Death metalin ilk albümlü grubu olan Possessed, Exodus/Slayer/Venom çizgisindeki hızlı müziği, scream vokali, satanik şarkı sözleri ve satanik görsel kullanımı ile black metal üzerinde devasa bir etki yapan gruplardandır.
Black metal çevreleri dışında daha az tanınan ama black metale etki eden diğer gruplar arasında Brezilyalı Sarcofago, İngiliz Bulldozer, Macar Tormentor’ı sayabiliriz. Ayrıca Slayer, Destruction, Sodom ve Kreator’un güçlü etkilerini ve son olarak -her ne kadar Euronymous ve Varg Vikernes gıcık kapsa da- satanik etkili death metal yapan Deicide ve Morbid Angel’ı unutmamak lazım.

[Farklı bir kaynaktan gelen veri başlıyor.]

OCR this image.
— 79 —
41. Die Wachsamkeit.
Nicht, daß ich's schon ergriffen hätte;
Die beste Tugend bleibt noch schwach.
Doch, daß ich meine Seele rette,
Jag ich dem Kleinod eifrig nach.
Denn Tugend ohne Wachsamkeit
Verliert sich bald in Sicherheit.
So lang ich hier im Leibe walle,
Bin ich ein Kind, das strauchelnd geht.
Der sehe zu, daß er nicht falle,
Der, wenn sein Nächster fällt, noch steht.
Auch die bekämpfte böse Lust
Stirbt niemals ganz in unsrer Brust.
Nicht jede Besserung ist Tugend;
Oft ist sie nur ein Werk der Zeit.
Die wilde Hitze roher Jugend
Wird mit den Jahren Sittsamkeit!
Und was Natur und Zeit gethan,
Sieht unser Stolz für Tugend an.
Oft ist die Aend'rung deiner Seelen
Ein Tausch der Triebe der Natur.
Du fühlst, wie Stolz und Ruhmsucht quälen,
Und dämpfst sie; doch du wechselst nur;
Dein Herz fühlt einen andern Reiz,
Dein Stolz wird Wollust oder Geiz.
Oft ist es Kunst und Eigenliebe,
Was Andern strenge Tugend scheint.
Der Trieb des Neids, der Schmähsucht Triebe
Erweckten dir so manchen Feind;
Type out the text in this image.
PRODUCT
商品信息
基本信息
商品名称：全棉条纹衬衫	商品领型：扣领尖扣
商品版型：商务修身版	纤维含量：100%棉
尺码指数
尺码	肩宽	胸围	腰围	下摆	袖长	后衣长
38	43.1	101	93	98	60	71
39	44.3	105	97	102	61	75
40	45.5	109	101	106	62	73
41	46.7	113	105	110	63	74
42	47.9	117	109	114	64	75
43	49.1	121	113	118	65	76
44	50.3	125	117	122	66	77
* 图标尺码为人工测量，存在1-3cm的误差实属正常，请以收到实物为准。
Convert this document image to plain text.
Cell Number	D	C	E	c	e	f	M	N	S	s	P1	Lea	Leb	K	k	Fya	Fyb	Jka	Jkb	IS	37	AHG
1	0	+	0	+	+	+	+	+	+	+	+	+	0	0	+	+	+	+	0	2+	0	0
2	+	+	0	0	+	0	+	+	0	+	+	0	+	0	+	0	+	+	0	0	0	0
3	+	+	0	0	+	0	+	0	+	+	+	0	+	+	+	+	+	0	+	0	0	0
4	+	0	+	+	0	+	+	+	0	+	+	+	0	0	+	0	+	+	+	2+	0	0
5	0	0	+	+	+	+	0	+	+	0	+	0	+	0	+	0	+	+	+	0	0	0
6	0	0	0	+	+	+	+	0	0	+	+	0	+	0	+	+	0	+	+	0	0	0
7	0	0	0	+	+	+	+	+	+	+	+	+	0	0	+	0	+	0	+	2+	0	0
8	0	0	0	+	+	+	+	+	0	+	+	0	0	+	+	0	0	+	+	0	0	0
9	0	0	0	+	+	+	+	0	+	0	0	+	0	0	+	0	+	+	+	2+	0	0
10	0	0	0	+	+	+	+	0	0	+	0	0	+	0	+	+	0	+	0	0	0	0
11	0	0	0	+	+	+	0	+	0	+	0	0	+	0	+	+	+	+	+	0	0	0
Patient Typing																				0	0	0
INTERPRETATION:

İlk dönem black metali hakkında söyleyebileceğimiz en net şey şu; ismi zikredilen tüm grupları bir tür (genre) görüntüsü vermekten uzak olsa da ilk dönem black metali thrash metaldir. Fakat thrash metalden daha ekstrem bir şeye dönüşme potansiyelini içinde taşımaktadır. Bu benim fikrim değil. İnternette okuduğum bir yazıdan aklımda kalan gayet doğru ve mantıklı bir tespit.(2) Hatta daha ileri giderek çoğu thrash grubunun ilk dönemlerinde az veya çok black metal olduğunu söylemek pek yanlış olmayacaktır.
VE KARŞINIZDA NORVEÇ!
Thrash metal ve death metal teknik yönden daha karmaşık ve prodüksiyon açısından daha düzgün bir tür haline gelirken İskandinav ülkelerinde bunun tersine doğru gidiyordu. Teknik değil ham, sert ve atmosferik müzik peşinde koşan, pırıl pırıl kayıtlardan ziyade berbat kayıtlara itibar eden bir avuç İskandinav müzisyenin kafasında başka şeyler vardı. Black metali İskandinav ülkelerine sıçratan hiç kuşkusuz İsveçli Bathory oldu. Bathory’nin Under The Sign Of The Black Mark (1987) ve Blood Fire Death (1989) ikinci dalga black metalin yani Norveç ağırlıklı İskandinav metalinin taslak albümlerindendi.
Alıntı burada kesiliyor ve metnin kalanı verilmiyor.